Furthermore, combined signatures make it very difficult for an observer to determine who signed (or not) a transaction. In m-of-m schemes (where all participants must sign to spend the funds), you wouldn't even be able to distinguish between single-signature transactions and multisig transactions.
Essentially, Schnorr signatures are an important component for new advances. Once implemented, they can be used to enhance crypto technologies such as atomic swaps and the Lightning Network.
➠ Thinking about investing in cryptocurrencies? Buy Bitcoin on Binance!
When will Schnorr Signatures for Bitcoin be implemented?

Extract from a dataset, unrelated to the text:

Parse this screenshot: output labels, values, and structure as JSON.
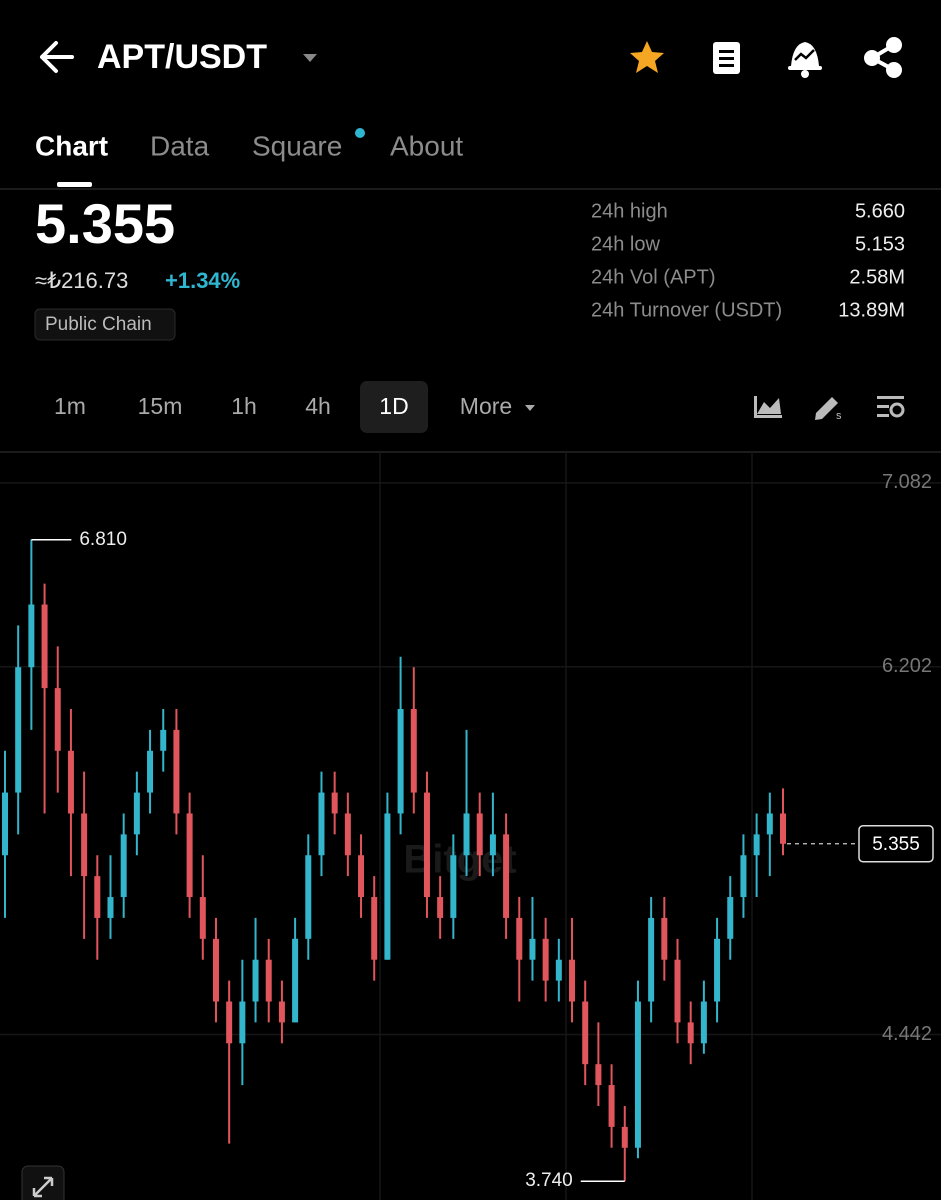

We can't be sure. As with most updates to the Bitcoin protocol, it may take some time for the majority of the Bitcoin user community to agree on the inclusion of Schnorr signatures. Some of the Bitcoin Core contributors like Pieter Wuille, Jonas Nick and Tim Ruffing have made a draft, Bitcoin Improvement Proposal (BIP), but there is still work to be done.
Blockstream has already released an implementation – MuSig. The implementation of signature and key aggregation can serve very well as the basis for the Schnorr signature scheme for Bitcoin.
Schnorr signatures can be merged into the code as a soft fork, meaning a change would not need to split the network. Instead, it would be an “optional” update. However, it would be very optimistic to assume that we will see this implementation in the near future – it could still be a few years before consensus is reached.
Final considerations
The implementation of Schnorr signatures is one of the most anticipated milestones in Bitcoin's current roadmap. With just one update, it would be possible to obtain important privacy and scalability benefits. Perhaps, what is even more interesting, is that this would also change the landscape for new smart contract developments and more advanced projects like Taproot.